The USB RF receiver has a red LED that indicates whether it is receiving a signal from the wireless keyboard. The red LED flashes regularly to indicate that the keyboard is active. It also flashes when you press any key on the keyboard and is extinguished when the keyboard is switched off or in power saving mode.

Built-in slot for USB receiver
back of Skymaster WKB-1000 wireless keyboard showing battery compartment opened and fitted with two AA batteries and USB receiver inserted into storage compartment on bottom right

Underneath the keyboard, there is a built-in slot where you can store the USB RF receiver when it is not in use. This helps ensure that the receiver cannot get misplaced during transportation or storage.

Limitations of Keyboard

Needs line-of-sight to the USB RF receiver

Most people position their media centre PC to be near their TV, directly in front, so there will be a clear line of sight between the keyboard and the receiver.

In my room layout, my Hi-Fi cabinet is located on the right-hand wall of my living room. If I am sitting in the couch, the couch armrest lies in between the signal path between the keyboard and the receiver.

Occasionally it interferes with the reception of keystrokes. Sometimes the receiver gets confused and communication goes out of sync. When this happens, you can restore normal operation by power cycling the keyboard using the switch underneath – just flick it to off, and back to on.

Other options include changing your layout of your room or connecting a USB extension cable between the USB RF receiver and your media centre PC, in order to place it in a better position. A USB extension cable can be up to 5 metres long.

Waking up after power-save mode

When it is in power saving mode, you have to press a key (any key) to wake it up. It will ignore that key that you pressed, so you will have to press it again so it registers. This is a minor nuisance if you are reading a lot of text on the screen for several minutes at a time.

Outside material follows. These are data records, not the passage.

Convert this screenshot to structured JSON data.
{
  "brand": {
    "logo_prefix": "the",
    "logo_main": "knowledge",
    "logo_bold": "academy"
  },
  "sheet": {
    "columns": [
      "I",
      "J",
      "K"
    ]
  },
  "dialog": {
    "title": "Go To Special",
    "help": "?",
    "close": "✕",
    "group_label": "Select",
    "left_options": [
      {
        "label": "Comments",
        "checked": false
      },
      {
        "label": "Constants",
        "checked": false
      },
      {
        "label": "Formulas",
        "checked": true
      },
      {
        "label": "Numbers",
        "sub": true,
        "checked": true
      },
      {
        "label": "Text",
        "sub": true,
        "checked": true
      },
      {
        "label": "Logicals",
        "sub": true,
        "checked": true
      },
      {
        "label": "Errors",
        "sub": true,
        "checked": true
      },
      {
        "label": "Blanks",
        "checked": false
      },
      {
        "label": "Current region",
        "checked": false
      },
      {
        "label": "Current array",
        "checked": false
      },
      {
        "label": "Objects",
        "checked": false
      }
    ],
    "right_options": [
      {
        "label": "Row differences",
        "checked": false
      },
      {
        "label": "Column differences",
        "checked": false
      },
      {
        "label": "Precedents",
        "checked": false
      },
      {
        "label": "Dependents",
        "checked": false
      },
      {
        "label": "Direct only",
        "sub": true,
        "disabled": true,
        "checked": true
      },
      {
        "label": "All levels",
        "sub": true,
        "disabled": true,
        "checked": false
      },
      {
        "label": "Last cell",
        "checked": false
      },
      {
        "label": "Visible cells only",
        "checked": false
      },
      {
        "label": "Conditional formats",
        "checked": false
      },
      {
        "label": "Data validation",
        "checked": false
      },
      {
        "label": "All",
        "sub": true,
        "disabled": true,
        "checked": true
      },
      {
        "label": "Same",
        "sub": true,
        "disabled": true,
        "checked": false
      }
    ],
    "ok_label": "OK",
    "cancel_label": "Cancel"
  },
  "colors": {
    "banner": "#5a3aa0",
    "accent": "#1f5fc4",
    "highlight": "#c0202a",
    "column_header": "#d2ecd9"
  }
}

Wireless Protocol is Not Bluetooth

Yes, this is both an advantage and disadvantage. Your media centre PC/HTPC may already have a Bluetooth USB dongle, or inbuilt Bluetooth support, so the USB RF receiver for the WKB-1000 will use up an additional USB port. If this is a problem, you can buy a USB hub. I personally use the Targus ACH81 Desktop USB 2.0 7-Port Hub with Audio Pass-Through.

No numerical keypad

This keyboard does not have a separate numerical keypad. Instead, the numlock key switches the function of a group of letter keys on the right-half of the keyboard so that they act as the keypad.


As part of its ergonomic design, the keys and keyboard have a slight curvature. I personally find a straight keyboard more comfortable, but this one is nowhere near as bad as the infamous Microsoft Ergonomic keyboard who looks like it was designed for some alien species.